I’ve been thinking lately about the importance of churches being clear with prospective members–upfront–about what they believe.
I think we (church leaders) make a huge mistake when we give in to the temptation to hide our core beliefs from visitors to our congregations.
I think church leaders should be more clear about their core beliefs with people who are interested in joining with their congregations as members.

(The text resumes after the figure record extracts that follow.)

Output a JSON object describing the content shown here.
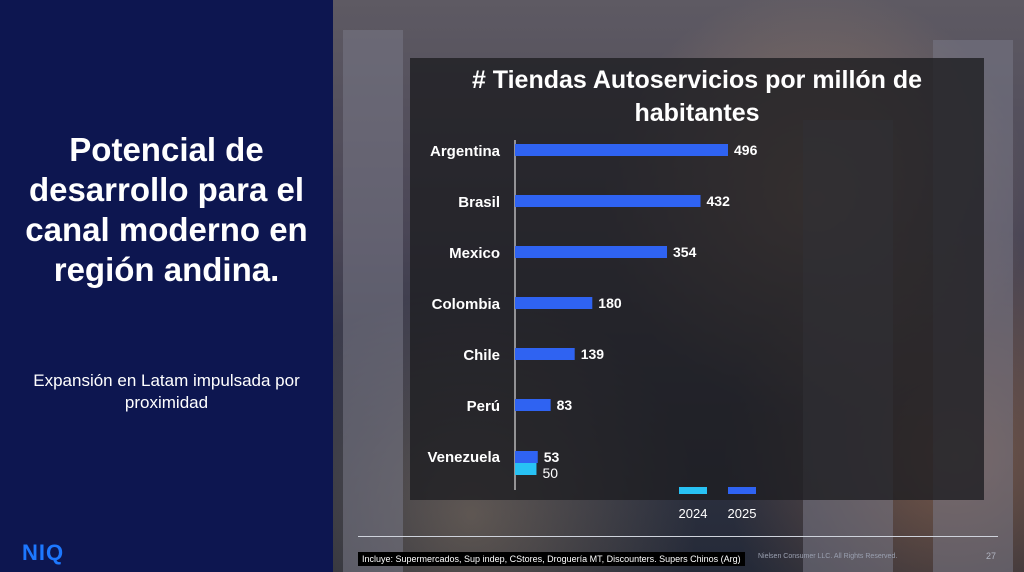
{
  "slide": {
    "title": "Potencial de desarrollo para el canal moderno en región andina.",
    "subtitle": "Expansión en Latam impulsada por proximidad",
    "logo": "NIQ",
    "footnote": "Incluye: Supermercados, Sup indep, CStores, Droguería MT, Discounters. Supers Chinos (Arg)",
    "copyright": "Nielsen Consumer LLC. All Rights Reserved.",
    "page_number": "27"
  },
  "colors": {
    "series_2024": "#28c2f4",
    "series_2025": "#2f63f2",
    "left_bg": "#0d1650",
    "logo": "#1d78ff"
  },
  "chart_data": {
    "type": "bar",
    "orientation": "horizontal",
    "title": "# Tiendas Autoservicios por millón de habitantes",
    "categories": [
      "Argentina",
      "Brasil",
      "Mexico",
      "Colombia",
      "Chile",
      "Perú",
      "Venezuela"
    ],
    "series": [
      {
        "name": "2024",
        "values": [
          null,
          null,
          null,
          null,
          null,
          null,
          50
        ]
      },
      {
        "name": "2025",
        "values": [
          496,
          432,
          354,
          180,
          139,
          83,
          53
        ]
      }
    ],
    "xlim": [
      0,
      496
    ],
    "legend": "bottom-right",
    "grid": false
  }
}
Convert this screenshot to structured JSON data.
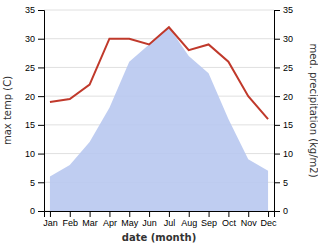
{
  "chart_data": {
    "type": "line",
    "categories": [
      "Jan",
      "Feb",
      "Mar",
      "Apr",
      "May",
      "Jun",
      "Jul",
      "Aug",
      "Sep",
      "Oct",
      "Nov",
      "Dec"
    ],
    "xlabel": "date (month)",
    "ylabel": "max temp (C)",
    "y2label": "med. precipitation (kg/m2)",
    "ylim": [
      0,
      35
    ],
    "yticks": [
      0,
      5,
      10,
      15,
      20,
      25,
      30,
      35
    ],
    "y2lim": [
      0,
      35
    ],
    "y2ticks": [
      0,
      5,
      10,
      15,
      20,
      25,
      30,
      35
    ],
    "grid": true,
    "series": [
      {
        "type": "area",
        "color": "#b8c8f0",
        "axis": "y2",
        "values": [
          6,
          8,
          12,
          18,
          26,
          29,
          32,
          27,
          24,
          16,
          9,
          7
        ]
      },
      {
        "type": "line",
        "color": "#c0392b",
        "values": [
          19,
          19.5,
          22,
          30,
          30,
          29,
          32,
          28,
          29,
          26,
          20,
          16
        ]
      }
    ]
  }
}
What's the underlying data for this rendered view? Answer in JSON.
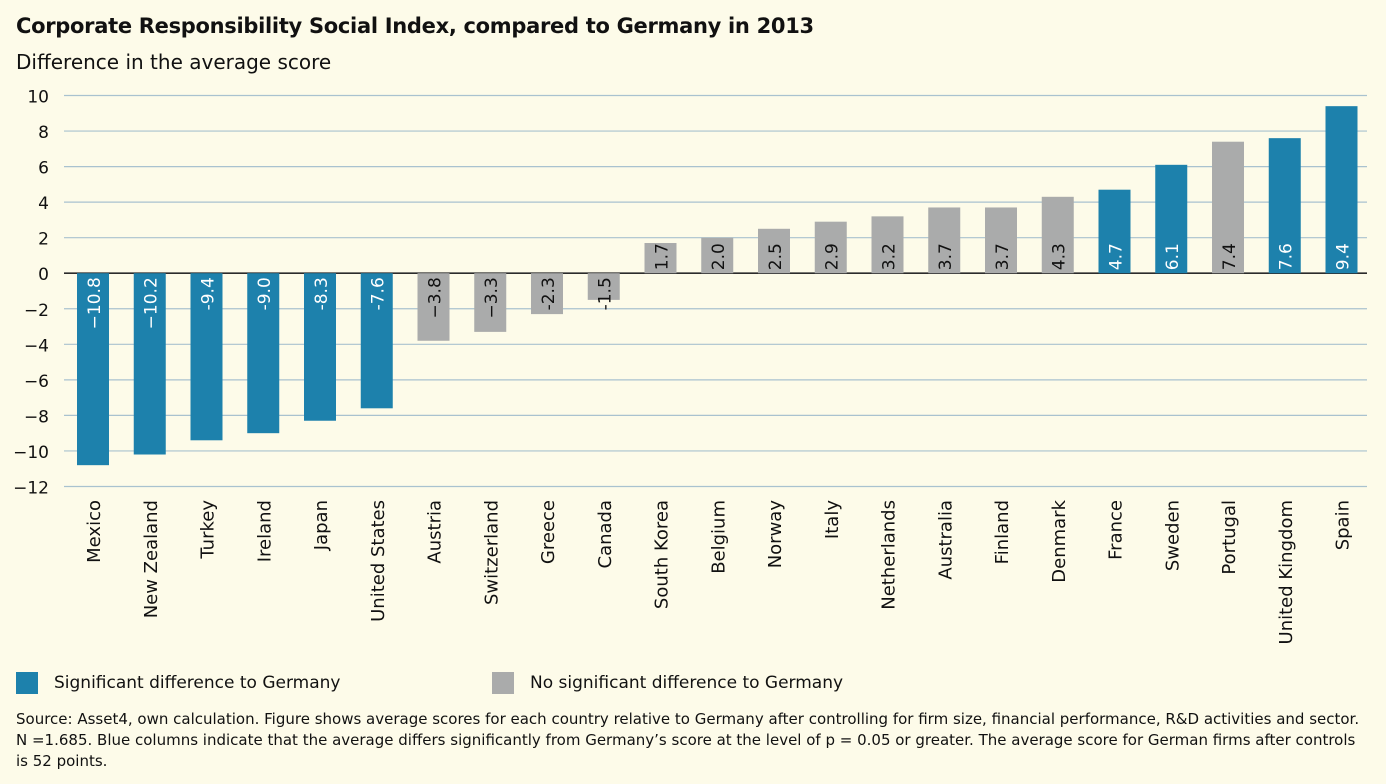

People deserve to know the facts about what our churches truly believe before they join, but it seems to me like too many churches hide their doctrinal beliefs because they are afraid of losing–or offending–visitors, so they place their statement of faith 12 pages deep on some random page of their website or they keep it safely in some file in the back of a file cabinet in a remote corner of a dusty office next to the janitor’s closet. Afraid that they may lose members these churches treat doctrine as if it’s an unwanted impostor in the church building who must be seated in a dark corner of the sanctuary–out of the sight of the crowd–and ushered out of the building before it can make a scene.
Some church leaders seem to view doctrine as an unimportant barrier that too often keeps seekers, or displaced Christians, from considering their congregation as a viable home for both their souls and tithes, so–with the hopes of unencumbered numerical and financial growth–they subscribe to a “Don’t ask, don’t tell” membership strategy.
I’m all about removing barriers that keep lost people from hearing about Jesus, but I don’t see doctrine as a barrier, but a bridge.
As a minister in a growing congregation I understand the temptation to compromise and water down doctrine–just a little–to keep people from going elsewhere. Trust me . . . I really do, but I also understand that the Bible is crystal clear about the importance of doctrine.
Sound doctrine is the key of our salvation and the salvation of the lost.
In I Timothy 4:16 Paul wrote, “Watch your life and doctrine closely. Persevere in them, because if you do, you will save both yourself and your hearers.”
“Persevering” in doctrine suggests that we hold on to doctrine more tightly, not more loosely.
This suggests to me that doctrine is to be embraced, not released; revealed, not concealed.
All biblical teaching must be consistent with sound doctrine.
In Titus 2:1 Paul told Titus, “You must teach what is in accord with sound doctrine.”
Church leaders must teach what is in accord with sound doctrine.
I must teach what is in accord with sound doctrine.
In a previous ministry, when I was in placed in charged of the new members’ class I was pleased to see that–in their curriculum–they presented their “core beliefs” in the first hour of the membership class. I kept that going. I liked the fact that they wanted people to know upfront what they believed, so that prospective members could make an informed decision. They felt that it was unfair to their prospective members to tip-toe around their more “potentially divisive” doctrinal positions.
I’m now leading our membership class here at Journey and I’m presenting our core beliefs in the first hour of the class. I don’t present them in a “preachy” or legalistic (i.e. “agree with me or you’re going to Hell”) way. No, I present our beliefs graciously, but truthfully saying, “This is an important decision and, as you seek God’s will as to whether or not you should join with us, I want you to know our core beliefs, so that you can make an informed decision. I respect you–and this decision–too much to make you guess about what we believe.” Or something to that effect. 🙂
I believe this is the right thing to do.